The Ministry for Atomic Energy of the Russian Federation [(Russian: Министерство по атомной энергии Российской Федерации, also known as Minatom (Russian: Минaтом)] was established as a successor to the Russian part of the Ministry of Nuclear Engineering and Industry of the USSR on January 29, 1992 after the dissolution of the Soviet Union. The newly created ministry received about 80% of the enterprises of the union department, including 9 nuclear power plants with 28 power units. Under this name, the ministry existed until March 9, 2004, when it was transformed into the Federal Agency on Atomic Energy, also known as Rosatom, in accordance to presidential decree. Physicist and academician of the Russian Academy of Sciences, USSR State Prize winner laureate, and former Minister for Atomic Energy Alexander Rumyantsev was appointed head of the agency. On November 15, 2005, he was replaced by Sergey Kiriyenko. In 2006, the agency adopted target program "Development of the Russian Nuclear Energy Complex for 2007-2010 and for the Future to 2015" which 26 nuclear power units were to be launched in Russia before 2020.

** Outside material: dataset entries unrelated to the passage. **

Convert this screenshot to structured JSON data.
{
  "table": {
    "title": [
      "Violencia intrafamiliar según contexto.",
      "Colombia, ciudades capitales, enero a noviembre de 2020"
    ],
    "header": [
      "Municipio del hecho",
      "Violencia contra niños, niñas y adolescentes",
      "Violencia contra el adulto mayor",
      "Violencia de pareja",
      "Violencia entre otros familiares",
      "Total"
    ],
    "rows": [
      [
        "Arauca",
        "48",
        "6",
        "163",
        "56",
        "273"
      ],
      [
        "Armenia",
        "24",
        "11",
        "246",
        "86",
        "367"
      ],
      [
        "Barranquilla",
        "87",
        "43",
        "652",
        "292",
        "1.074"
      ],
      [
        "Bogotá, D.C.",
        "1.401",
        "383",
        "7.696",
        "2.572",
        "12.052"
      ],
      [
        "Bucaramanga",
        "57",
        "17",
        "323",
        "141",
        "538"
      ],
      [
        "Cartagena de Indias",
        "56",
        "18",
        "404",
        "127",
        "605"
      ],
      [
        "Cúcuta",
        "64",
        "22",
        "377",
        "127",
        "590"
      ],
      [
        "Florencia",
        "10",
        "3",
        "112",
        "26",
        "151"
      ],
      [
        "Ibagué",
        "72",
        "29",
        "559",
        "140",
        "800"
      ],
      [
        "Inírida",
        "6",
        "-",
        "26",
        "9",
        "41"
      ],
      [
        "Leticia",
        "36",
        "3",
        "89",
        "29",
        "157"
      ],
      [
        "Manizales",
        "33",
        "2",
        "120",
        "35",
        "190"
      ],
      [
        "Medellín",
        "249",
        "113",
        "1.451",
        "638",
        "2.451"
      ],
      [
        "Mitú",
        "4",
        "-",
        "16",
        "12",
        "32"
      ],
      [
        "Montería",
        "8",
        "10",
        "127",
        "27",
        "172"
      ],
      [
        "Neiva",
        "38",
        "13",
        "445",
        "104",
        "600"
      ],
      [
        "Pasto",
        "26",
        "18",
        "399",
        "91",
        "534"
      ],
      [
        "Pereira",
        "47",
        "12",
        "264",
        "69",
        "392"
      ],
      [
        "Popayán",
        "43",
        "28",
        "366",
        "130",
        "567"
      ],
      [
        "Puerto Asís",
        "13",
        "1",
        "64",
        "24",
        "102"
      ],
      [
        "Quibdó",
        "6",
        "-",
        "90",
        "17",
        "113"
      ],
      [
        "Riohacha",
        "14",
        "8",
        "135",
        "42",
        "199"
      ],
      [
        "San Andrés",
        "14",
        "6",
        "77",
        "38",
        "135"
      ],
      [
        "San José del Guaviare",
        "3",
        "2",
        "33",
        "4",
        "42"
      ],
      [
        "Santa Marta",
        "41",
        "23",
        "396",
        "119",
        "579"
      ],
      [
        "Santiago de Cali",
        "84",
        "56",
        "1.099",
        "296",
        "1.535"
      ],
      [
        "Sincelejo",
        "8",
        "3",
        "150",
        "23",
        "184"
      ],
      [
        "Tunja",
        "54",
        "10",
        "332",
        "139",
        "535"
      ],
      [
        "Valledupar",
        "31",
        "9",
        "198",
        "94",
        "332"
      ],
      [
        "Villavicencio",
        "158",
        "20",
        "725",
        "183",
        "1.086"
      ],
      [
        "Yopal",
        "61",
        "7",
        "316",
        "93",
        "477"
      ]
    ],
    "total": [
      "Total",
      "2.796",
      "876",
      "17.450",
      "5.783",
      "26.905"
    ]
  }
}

On 1 December 2007, Russian President Vladimir Putin signed a law adopted by the Federal Assembly under which the Federal Atomic Energy Agency were to be abolished, and its powers and assets were to be transferred to the newly created "State Atomic Energy Corporation Rosatom." On 12 December of the same year, the agency transformed into a state corporation with Sergey Kiriyenko appointed general director. In July 2008, Rosatom adopted an activity program designed to last till 2023. Rosatom's positions were further strengthened by the transfer of the nuclear civil icebreaking fleet FSUE Atomflot under Rosatom's jurisdiction.

In 2009, nuclear technologies is assigned as one of the priorities for developing Russia's economy. By 2011, Rosatom's investments in research and development work have grown seven-fold compared to 2006. Another important direction of the development of the corporation was an increase in its influence on foreign markets, since the number of contracts for the construction of nuclear power plants abroad was almost doubled in 2011. According to Sergey Kiriyenko, the ten-year portfolio of orders of Rosatom State Corporation abroad was estimated at more than $100 billion at the end of 2014. A programme of government support for the construction of nuclear power plants will finish in 2020.

In 2017, Rosatom decided to invest in wind power, believing that rapid cost reductions in the renewable industry will become a competitive threat to nuclear power, and has started to build wind turbines. Rosatom was also concerned that nuclear export opportunities were becoming exhausted. In October, Rosatom was reported to be considering postponing commissioning new nuclear plants in Russia due to excess generation capacity and that new nuclear electricity prices are higher than for existing plant. The Russian government is considering reducing support for new nuclear under its support contracts, called Dogovor Postavki Moshnosti (DPM), which guarantee developers a return on investment through increased payments from consumers for 20 years.

On 20 August 2020, Rosatom marks the 75th anniversary of the Russian nuclear industry. As part of the celebration, Rosatom launched its rebranding campaign 'United Rosatom' which made subsidiaries in the nuclear industry utilize the Rosatom's Moebius strip logo.